Only a day or two later, I heard from Sherri again. And email with the subject line, "She speaks through me". I knew exactly what that title meant and was joyful to open the email and learn that Sherri had spent time creating Laddee. My tears ran freely as I saw her sketches. Oh, my! It was Laddee! It was her! Standing on that wall looking out at me! Sherri even said, "This is almost life-size in my studio and I'm enjoying having M'Laddee around!"

I had no idea what Sherri would create. Would it be a piece of glass with colorful shapes? Would it be a prism-like piece? Would it be something with wings? I had no idea. But what I saw was her. It was Laddee. Sherri had spent time with her that day and this was the result of her initial sketches.

Her email told me that she was going to blog about the experience on her blog. She felt the experience was "blog worthy". And so I watched for that blog and read how she had felt as she created her art. It is that blog - complete with the sketches - that I now share with you. (http://www.sherristudio.blogspot.com/)

What will adorn Laddee's Memory Bed? I'm not sure yet. And I don't care. You see, I trust Sherri. I trust her talent and her heart. She knows my heart and my love of this mare. And she will create what it is that my heart needs to say. I know that. And I am resting knowing that whatever Sherri's creation becomes, it will be what it is that my heart struggles so to express. Sherri knows. And I know, too, that Laddee is guiding her.

Thank you, Sherri. I am beyond thrilled. I am grateful for you. Again. Still. A piece is in place in my inner self knowing that Laddee will be as beautiful after as she was during. Bless your talented, knowing, and giving heart.

Monday, January 24, 2011

Creative Process at Work

It's my favorite time of year for working in the shop. Too cold to do much else!

I got an email from my friend, Sandy, at Refuge Farms. She would like some art to commemorate her dear Laddee who passed last fall. Laddee was a special lady, indeed! (As is Sandy!) We had talked about having something made in her image months ago and it has been in my mind-- settin' to gellin'! I had been thinking about Laddee a lot before Sandy's call and when I told her we were thinking similar thoughts, she set me straight---Laddee is the one sending these thoughts! OK, I can work with that!

Laddee, the big Belgian mare used to like to threaten people with death if they got close. She lived a life we would only dream of forgetting. But through her life others have learned to live.



So the drawing began. I took out a big sheet of newsprint and vine charcoal to lightly sketch out the form. I had been thinking of how to do this for a long time and the drawing came easy once it was time to put the lines on paper. I tend to draw big and this time was no exception.

The drawing above was the first draft. Then I got to thinking about the rose feature and decided I didn't know how to draw a decent rose, so after some research, I printed out a rose to replace my weak one.



So the bed of roses is more meaningful to me as a way to portray her as a Lady, and one who deserves roses--pink ones at that, since she really was full of love.
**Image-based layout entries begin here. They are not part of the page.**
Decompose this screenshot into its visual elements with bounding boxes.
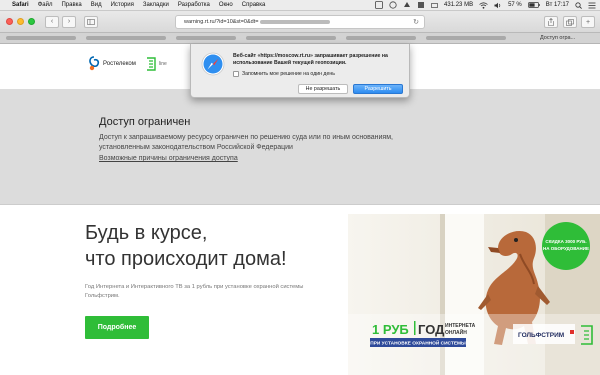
browser-toolbar: ‹ › warning.rt.ru/?id=10&st=0&dt= ↻ + — [0, 11, 600, 33]
banner-headline-line-1: Будь в курсе, — [85, 222, 208, 244]
remember-decision-label: Запомнить мое решение на один день — [242, 71, 335, 77]
blurred-tab[interactable] — [6, 36, 76, 40]
zoom-window-button[interactable] — [28, 18, 35, 25]
rostelecom-logo-mark — [89, 56, 100, 71]
banner-illustration: СКИДКА 3000 РУБ. НА ОБОРУДОВАНИЕ 1 РУБ Г… — [348, 214, 600, 375]
partner-logo[interactable]: line — [145, 57, 167, 71]
notification-center-icon[interactable] — [588, 2, 596, 9]
golfstream-name: ГОЛЬФСТРИМ — [518, 332, 564, 339]
remember-decision-option[interactable]: Запомнить мое решение на один день — [233, 71, 335, 77]
minimize-window-button[interactable] — [17, 18, 24, 25]
battery-percent[interactable]: 57 % — [508, 2, 522, 8]
menu-help[interactable]: Справка — [242, 2, 266, 8]
blurred-tab[interactable] — [426, 36, 506, 40]
restriction-reasons-link[interactable]: Возможные причины ограничения доступа — [99, 155, 238, 162]
blurred-tab[interactable] — [176, 36, 236, 40]
banner-headline: Будь в курсе, что происходит дома! — [85, 220, 287, 272]
badge-text-line-2: НА ОБОРУДОВАНИЕ — [543, 246, 589, 251]
sidebar-icon — [87, 18, 95, 25]
address-blurred-segment — [260, 20, 331, 24]
discount-badge: СКИДКА 3000 РУБ. НА ОБОРУДОВАНИЕ — [542, 222, 590, 270]
status-app-icon[interactable] — [375, 1, 383, 9]
rostelecom-logo[interactable]: Ростелеком — [88, 56, 136, 72]
banner-headline-line-2: что происходит дома! — [85, 248, 287, 270]
menu-bar: Safari Файл Правка Вид История Закладки … — [0, 0, 600, 11]
promo-year: ГОД — [418, 322, 445, 337]
blurred-tab[interactable] — [86, 36, 166, 40]
dialog-message: Веб-сайт «https://moscow.rt.ru» запрашив… — [233, 53, 388, 66]
access-description: Доступ к запрашиваемому ресурсу ограниче… — [99, 134, 393, 151]
menu-window[interactable]: Окно — [219, 2, 233, 8]
show-tabs-button[interactable] — [563, 16, 577, 28]
plus-icon: + — [585, 18, 591, 26]
blurred-tab[interactable] — [346, 36, 416, 40]
window-controls — [6, 18, 35, 25]
spotlight-icon[interactable] — [575, 1, 582, 9]
brand-name: Ростелеком — [103, 61, 136, 67]
status-area: 431.23 MB 57 % Вт 17:17 — [375, 1, 596, 9]
memory-readout[interactable]: 431.23 MB — [444, 2, 473, 8]
menu-develop[interactable]: Разработка — [178, 2, 210, 8]
clock[interactable]: Вт 17:17 — [546, 2, 569, 8]
new-tab-button[interactable]: + — [581, 16, 595, 28]
status-app-icon[interactable] — [403, 1, 411, 9]
banner-description: Год Интернета и Интерактивного ТВ за 1 р… — [85, 284, 304, 299]
wifi-icon[interactable] — [479, 1, 488, 9]
battery-icon[interactable] — [527, 2, 540, 8]
promo-sub-2: ОНЛАЙН — [445, 328, 467, 336]
address-bar[interactable]: warning.rt.ru/?id=10&st=0&dt= ↻ — [175, 15, 425, 29]
menu-file[interactable]: Файл — [38, 2, 53, 8]
address-text: warning.rt.ru/?id=10&st=0&dt= — [184, 19, 259, 25]
chevron-right-icon: › — [67, 18, 71, 25]
promo-sub-1: ИНТЕРНЕТА — [445, 323, 476, 329]
status-app-icon[interactable] — [417, 1, 425, 9]
share-button[interactable] — [544, 16, 558, 28]
share-icon — [548, 18, 554, 26]
volume-icon[interactable] — [494, 2, 502, 9]
reload-icon[interactable]: ↻ — [413, 18, 419, 26]
status-app-icon[interactable] — [389, 1, 397, 9]
banner-image: СКИДКА 3000 РУБ. НА ОБОРУДОВАНИЕ 1 РУБ Г… — [348, 214, 600, 375]
tabs-icon — [566, 18, 574, 26]
badge-text-line-1: СКИДКА 3000 РУБ. — [545, 239, 586, 244]
safari-compass-icon — [201, 52, 225, 76]
sidebar-button[interactable] — [84, 15, 98, 28]
partner-logo-mark — [147, 57, 156, 71]
screen: Safari Файл Правка Вид История Закладки … — [0, 0, 600, 375]
menu-bookmarks[interactable]: Закладки — [143, 2, 169, 8]
close-window-button[interactable] — [6, 18, 13, 25]
menu-app-name[interactable]: Safari — [12, 2, 29, 8]
partner-name: line — [159, 61, 167, 67]
more-details-button[interactable]: Подробнее — [85, 316, 149, 339]
access-title: Доступ ограничен — [99, 116, 191, 128]
memory-icon[interactable] — [431, 2, 438, 9]
forward-button[interactable]: › — [62, 15, 76, 28]
menu-view[interactable]: Вид — [91, 2, 102, 8]
back-button[interactable]: ‹ — [45, 15, 59, 28]
allow-button[interactable]: Разрешить — [353, 84, 403, 94]
chevron-left-icon: ‹ — [50, 18, 54, 25]
golfstream-logo: ГОЛЬФСТРИМ — [513, 324, 575, 344]
geolocation-permission-dialog: Веб-сайт «https://moscow.rt.ru» запрашив… — [190, 44, 410, 98]
menu-edit[interactable]: Правка — [61, 2, 81, 8]
tab-active[interactable]: Доступ огра... — [540, 35, 575, 41]
deny-button[interactable]: Не разрешать — [298, 84, 348, 94]
blurred-tab[interactable] — [246, 36, 336, 40]
remember-decision-checkbox[interactable] — [233, 71, 239, 77]
tab-bar: Доступ огра... — [0, 33, 600, 44]
promo-price: 1 РУБ — [372, 322, 409, 337]
menu-history[interactable]: История — [111, 2, 134, 8]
She just had to experience it from Sandy first.

Now with that in place I am inspired! So much so that I am rethinking the whole design. I think this sketch is a work in itself, but I went on to add another feature.



I have added an eye clipped out of a magazine. The imagery is gaining momentum in the sense of her story. The rose over her right eye is to symbolize the tumor that was removed from that socket. Her left eye was also blinded but in this image her sight has been restored to reflect her stored strengths on the other side.

I have many ideas of how to proceed with this image.....and it might take several versions in varying styles to satisfy my desire to make it right. It could be an oil, a pastel. I would love to try a watercolor. If I knew what I was doing, a computerized collage could be cool, too. But at this point, I'm still committed to a solid drawing.


I get a lot of ideas from my subconscious before sleep and before I wake up and from what I have been given so far I am inspired to.....get to bed!

Enjoy the journey of each and every day,
Sandy and The Herd and Sherri's M'Laddee!